The Phrygian people (Phruges or Phryges) in …

Years: 1197BCE - 1054BCE

The Phrygian people (Phruges or Phryges) in earliest history lived in Macedonia under the name of Bruges (or Bryges), which later evolved to Phruges, before that country's adoption of Greek as a national language.

A number of peoples there spoke Balkan languages descended from non-Greek or pre-Greek Indo-European languages, or Greek in some early form of development.

During the ascendancy of the city-state of Troy, a part of the Bruges had immigrated to Anatolia as Trojan allies or under the protection of Troy.

The Trojan language has not survived; consequently, its exact relationship to the Phrygian language and the affinity of Phrygian society to that of Troy remain open questions.

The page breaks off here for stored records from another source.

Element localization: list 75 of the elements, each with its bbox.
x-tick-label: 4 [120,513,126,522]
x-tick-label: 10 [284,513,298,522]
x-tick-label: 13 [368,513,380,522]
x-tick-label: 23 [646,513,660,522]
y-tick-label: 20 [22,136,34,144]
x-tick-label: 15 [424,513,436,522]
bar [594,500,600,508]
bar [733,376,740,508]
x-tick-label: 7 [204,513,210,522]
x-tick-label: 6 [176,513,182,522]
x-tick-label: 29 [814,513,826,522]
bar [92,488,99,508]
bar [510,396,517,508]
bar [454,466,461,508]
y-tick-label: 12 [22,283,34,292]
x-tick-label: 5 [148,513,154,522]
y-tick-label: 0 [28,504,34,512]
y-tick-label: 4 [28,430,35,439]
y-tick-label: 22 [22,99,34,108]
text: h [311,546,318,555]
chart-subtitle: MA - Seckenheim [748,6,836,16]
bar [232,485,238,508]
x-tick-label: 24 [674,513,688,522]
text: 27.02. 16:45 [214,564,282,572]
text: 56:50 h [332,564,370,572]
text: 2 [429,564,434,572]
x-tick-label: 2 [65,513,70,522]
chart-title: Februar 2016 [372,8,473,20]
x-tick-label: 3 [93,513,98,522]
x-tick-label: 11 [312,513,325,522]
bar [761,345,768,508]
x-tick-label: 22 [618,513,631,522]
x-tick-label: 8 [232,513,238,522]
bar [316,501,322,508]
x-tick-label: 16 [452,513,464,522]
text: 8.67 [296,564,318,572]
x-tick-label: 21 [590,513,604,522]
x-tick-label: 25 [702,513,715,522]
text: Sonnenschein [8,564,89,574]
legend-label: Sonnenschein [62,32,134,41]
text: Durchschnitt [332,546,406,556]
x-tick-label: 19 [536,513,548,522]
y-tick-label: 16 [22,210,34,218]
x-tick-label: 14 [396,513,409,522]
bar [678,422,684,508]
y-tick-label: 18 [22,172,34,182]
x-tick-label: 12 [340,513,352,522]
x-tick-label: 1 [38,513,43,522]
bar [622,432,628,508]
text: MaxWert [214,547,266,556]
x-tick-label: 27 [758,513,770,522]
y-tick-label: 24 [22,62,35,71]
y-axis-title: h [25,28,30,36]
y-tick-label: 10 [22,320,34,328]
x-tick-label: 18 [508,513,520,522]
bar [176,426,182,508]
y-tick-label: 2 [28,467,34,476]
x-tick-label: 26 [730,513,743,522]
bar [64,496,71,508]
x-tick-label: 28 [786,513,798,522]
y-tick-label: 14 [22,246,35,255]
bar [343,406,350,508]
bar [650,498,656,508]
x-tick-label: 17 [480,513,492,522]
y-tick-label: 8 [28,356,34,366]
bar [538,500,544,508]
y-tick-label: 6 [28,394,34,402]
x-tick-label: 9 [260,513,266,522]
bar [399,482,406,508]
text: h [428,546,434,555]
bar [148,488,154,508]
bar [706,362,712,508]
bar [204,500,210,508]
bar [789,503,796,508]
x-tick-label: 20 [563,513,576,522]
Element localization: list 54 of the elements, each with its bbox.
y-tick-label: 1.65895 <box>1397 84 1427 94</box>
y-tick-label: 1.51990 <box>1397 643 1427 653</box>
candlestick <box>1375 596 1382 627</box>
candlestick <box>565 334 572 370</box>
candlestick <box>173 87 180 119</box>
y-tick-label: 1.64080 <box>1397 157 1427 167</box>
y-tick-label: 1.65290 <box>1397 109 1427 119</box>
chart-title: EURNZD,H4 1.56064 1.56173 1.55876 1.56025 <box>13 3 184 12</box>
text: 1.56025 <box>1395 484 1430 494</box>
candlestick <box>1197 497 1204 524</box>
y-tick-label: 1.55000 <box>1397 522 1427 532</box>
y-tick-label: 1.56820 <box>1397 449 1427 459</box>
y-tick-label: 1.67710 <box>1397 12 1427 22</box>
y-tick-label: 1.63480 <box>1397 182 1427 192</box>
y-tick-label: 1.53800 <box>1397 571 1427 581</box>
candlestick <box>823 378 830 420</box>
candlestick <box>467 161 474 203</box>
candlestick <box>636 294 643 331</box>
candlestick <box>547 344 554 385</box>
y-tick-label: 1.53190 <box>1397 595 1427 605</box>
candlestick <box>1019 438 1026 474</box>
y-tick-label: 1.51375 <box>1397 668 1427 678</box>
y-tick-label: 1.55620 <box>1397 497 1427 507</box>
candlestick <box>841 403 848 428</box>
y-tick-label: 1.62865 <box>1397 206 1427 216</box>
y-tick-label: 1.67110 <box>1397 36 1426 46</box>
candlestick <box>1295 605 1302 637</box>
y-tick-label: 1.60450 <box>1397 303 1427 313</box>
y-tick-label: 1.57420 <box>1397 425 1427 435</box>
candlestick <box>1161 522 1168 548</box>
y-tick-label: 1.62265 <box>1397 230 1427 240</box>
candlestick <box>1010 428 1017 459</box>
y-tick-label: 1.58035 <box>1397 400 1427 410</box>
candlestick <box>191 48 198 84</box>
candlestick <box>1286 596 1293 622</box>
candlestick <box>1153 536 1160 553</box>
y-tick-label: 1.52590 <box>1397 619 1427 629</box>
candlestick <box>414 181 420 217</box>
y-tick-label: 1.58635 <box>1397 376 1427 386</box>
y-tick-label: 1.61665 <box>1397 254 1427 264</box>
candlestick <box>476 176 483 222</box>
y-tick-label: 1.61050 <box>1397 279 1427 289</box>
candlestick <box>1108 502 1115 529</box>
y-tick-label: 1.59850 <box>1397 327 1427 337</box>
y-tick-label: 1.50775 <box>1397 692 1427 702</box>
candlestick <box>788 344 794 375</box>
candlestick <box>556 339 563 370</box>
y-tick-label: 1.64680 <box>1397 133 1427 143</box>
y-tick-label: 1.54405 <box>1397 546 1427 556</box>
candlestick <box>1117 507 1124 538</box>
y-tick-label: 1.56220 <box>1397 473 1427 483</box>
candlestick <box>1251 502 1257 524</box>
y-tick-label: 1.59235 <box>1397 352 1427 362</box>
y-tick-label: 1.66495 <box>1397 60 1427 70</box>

Similarly, the date of migration and the relationship of the Phrygians to the Hittite empire are unknown.

A conventional date of around 1200 BCE often is used, at the very end of the empire.

It is certain that Phrygia is constituted on Hittite land, and yet not at the very center of Hittite power in the big bend of the Halys River, where Ankara now is.

It is presently unknown whether the Phrygians were actively involved in the collapse of the Hittite capital Hattusa or whether they simply moved into the vacuum left by the collapse of Hittite hegemony.

Archaeologists found the so-called Handmade Knobbed Ware at sites from this period in Western Anatolia.